No entanto, Briatore afirma ao site oficial da Fórmula 1 estar bastante satisfeito com a sua vida fora das pistas: “Ser pai é tão satisfatório. Estou mais relaxado agora do que alguma vez estive na minha vida. A vida pode ser tão bela”, observa Briatore.
Inquirido se a F1 ainda faz parte dos seus planos para o futuro, o antigo diretor das equipas Benetton e Renault admite que “muito dificilmente voltarei. Ganhei sete títulos com equipas diferentes e quero voltar a divertir-me com o que faço – essa é a minha motivação e não a necessidade de um emprego. Neste momento, eu não me estaria a divertir na Fórmula 1. Estou satisfeito a fazer o que faço – ser pai, marido e tomar conta dos meus investimentos”.
Quanto à temporada de 2010, Briatore destaca o bom trabalho efetuado por Mark Webber com a Red Bull: “O Mark sempre foi forte. Simplesmente não tinha carro para o mostrar. Deem-lhe um bom carro e ele leva-o ao limite. Agora, com a Red Bull, ele tem um dos melhores carros, pelo que é forte”. Sobre Sebastian Vettel, companheiro de equipa do australiano, Briatore observa que o jovem alemão não se está a divertir o suficiente com aquilo que faz, colocando pressão sobre si mesmo: “Tenho a impressão que ele está demasiado compenetrado e não está suficientemente relaxado. É um piloto fantástico com um talento especial. Antes de cada corrida, dir-lhe-ia para se divertir! Ele é muito jovem e tem tanto tempo pela frente – o tempo está do lado dele. Com o seu talento vai ser campeão do mundo”.
“O Alonso está sempre nos limites e tem de o fazer”
E Fernando Alonso, seu antigo piloto na Renault? “Antes de mais, a Ferrari é uma equipa muito especial. Em mais nenhum lugar um piloto tem tanta pressão. Os erros cometidos pelos pilotos da Ferrari fazem mais manchetes, mas por outro lado, em mais lado nenhum as vitórias são celebradas com tamanho fanatismo. O Fernando está sempre a pilotar nos limites. Ele tem de o fazer, porque o seu carro é bom mas os Red Bull e os McLaren são mais rápidos.
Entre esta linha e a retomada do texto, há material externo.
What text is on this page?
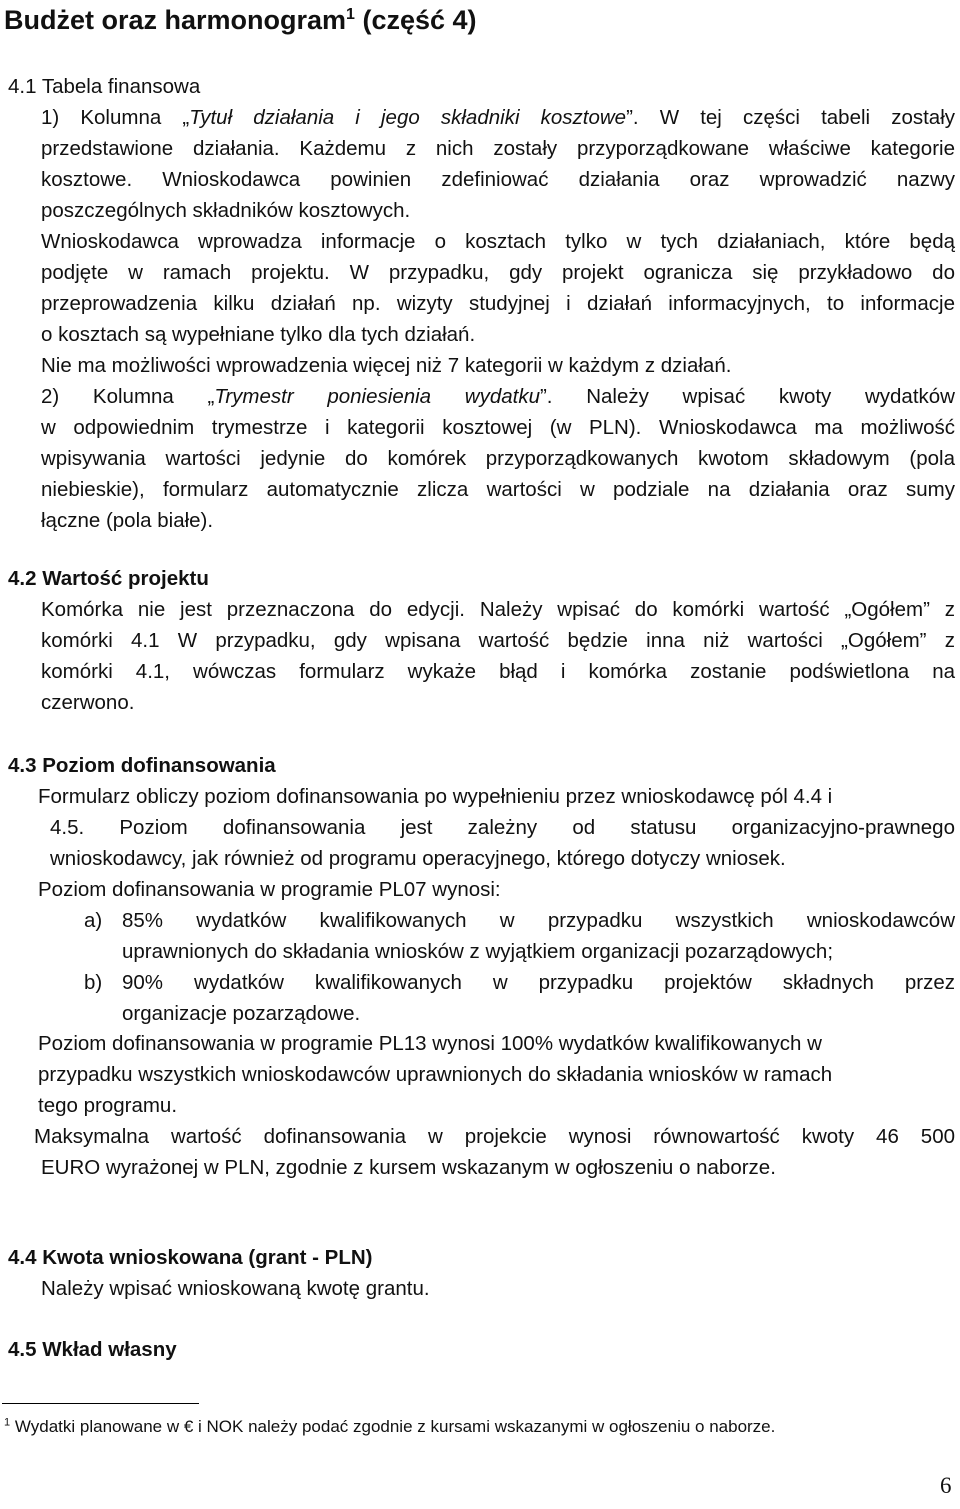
Budżet oraz harmonogram$^1$ (część 4)
4.1 Tabela finansowa
1) Kolumna „Tytuł działania i jego składniki kosztowe”. W tej części tabeli zostały
przedstawione działania. Każdemu z nich zostały przyporządkowane właściwe kategorie
kosztowe. Wnioskodawca powinien zdefiniować działania oraz wprowadzić nazwy
poszczególnych składników kosztowych.
Wnioskodawca wprowadza informacje o kosztach tylko w tych działaniach, które będą
podjęte w ramach projektu. W przypadku, gdy projekt ogranicza się przykładowo do
przeprowadzenia kilku działań np. wizyty studyjnej i działań informacyjnych, to informacje
o kosztach są wypełniane tylko dla tych działań.
Nie ma możliwości wprowadzenia więcej niż 7 kategorii w każdym z działań.
2) Kolumna „Trymestr poniesienia wydatku”. Należy wpisać kwoty wydatków
w odpowiednim trymestrze i kategorii kosztowej (w PLN). Wnioskodawca ma możliwość
wpisywania wartości jedynie do komórek przyporządkowanych kwotom składowym (pola
niebieskie), formularz automatycznie zlicza wartości w podziale na działania oraz sumy
łączne (pola białe).
4.2 Wartość projektu
Komórka nie jest przeznaczona do edycji. Należy wpisać do komórki wartość „Ogółem” z
komórki 4.1 W przypadku, gdy wpisana wartość będzie inna niż wartości „Ogółem” z
komórki 4.1, wówczas formularz wykaże błąd i komórka zostanie podświetlona na
czerwono.
4.3 Poziom dofinansowania
Formularz obliczy poziom dofinansowania po wypełnieniu przez wnioskodawcę pól 4.4 i
4.5. Poziom dofinansowania jest zależny od statusu organizacyjno-prawnego
wnioskodawcy, jak również od programu operacyjnego, którego dotyczy wniosek.
Poziom dofinansowania w programie PL07 wynosi:
a) 85% wydatków kwalifikowanych w przypadku wszystkich wnioskodawców
uprawnionych do składania wniosków z wyjątkiem organizacji pozarządowych;
b) 90% wydatków kwalifikowanych w przypadku projektów składnych przez
organizacje pozarządowe.
Poziom dofinansowania w programie PL13 wynosi 100% wydatków kwalifikowanych w
przypadku wszystkich wnioskodawców uprawnionych do składania wniosków w ramach
tego programu.
Maksymalna wartość dofinansowania w projekcie wynosi równowartość kwoty 46 500
EURO wyrażonej w PLN, zgodnie z kursem wskazanym w ogłoszeniu o naborze.
4.4 Kwota wnioskowana (grant - PLN)
Należy wpisać wnioskowaną kwotę grantu.
4.5 Wkład własny
$^1$ Wydatki planowane w € i NOK należy podać zgodnie z kursami wskazanymi w ogłoszeniu o naborze.
6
O seu caráter e a sua influência conseguem criar pressão permanente em todos – pedindo o máximo a cada um – de forma a chegar ao sucesso”.
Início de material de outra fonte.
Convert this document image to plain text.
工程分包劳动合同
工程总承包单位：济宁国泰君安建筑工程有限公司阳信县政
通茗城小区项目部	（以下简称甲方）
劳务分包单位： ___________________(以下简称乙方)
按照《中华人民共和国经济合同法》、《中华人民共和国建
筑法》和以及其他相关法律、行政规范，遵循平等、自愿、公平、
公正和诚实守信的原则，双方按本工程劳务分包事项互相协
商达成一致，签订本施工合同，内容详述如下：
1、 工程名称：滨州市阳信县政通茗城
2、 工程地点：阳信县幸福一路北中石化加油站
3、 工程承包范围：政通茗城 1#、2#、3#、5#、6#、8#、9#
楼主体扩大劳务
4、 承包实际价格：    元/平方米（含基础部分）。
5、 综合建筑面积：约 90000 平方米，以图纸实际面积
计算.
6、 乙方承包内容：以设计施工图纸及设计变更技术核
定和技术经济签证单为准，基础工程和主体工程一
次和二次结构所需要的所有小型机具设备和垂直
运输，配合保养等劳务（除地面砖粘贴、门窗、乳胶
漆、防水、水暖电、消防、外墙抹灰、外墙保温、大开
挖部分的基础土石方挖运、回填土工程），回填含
Briatore abordou, ainda, a questão das ordens de equipa no passado GP da Alemanha, em Hockenheim. “Sinceramente, esta regra da [proibição] das ordens de equipa é completamente disparatada. Essa regra foi implementada por causa do que a Ferrari fez na Áustria em 2002. E isso foi uma ação louca na época, porque o Michael já tinha o titulo assegurado. Mas o que aconteceu em Hockenheim foi completamente diferente. O Fernando [Alonso] pode ser campeão do mundo, o Massa não. Por isso, é lógico que se assegurem que o Fernando consiga o máximo de pontos possíveis porque ele é o ponta-de-lança da Ferrari. Toda a gente teria feito o mesmo naquela situação. No topo desta discussão está o facto de que a regra não pode ser controlada se for sabiamente contornada e uma regra que não pode ser controlada não deve existir”, explicou.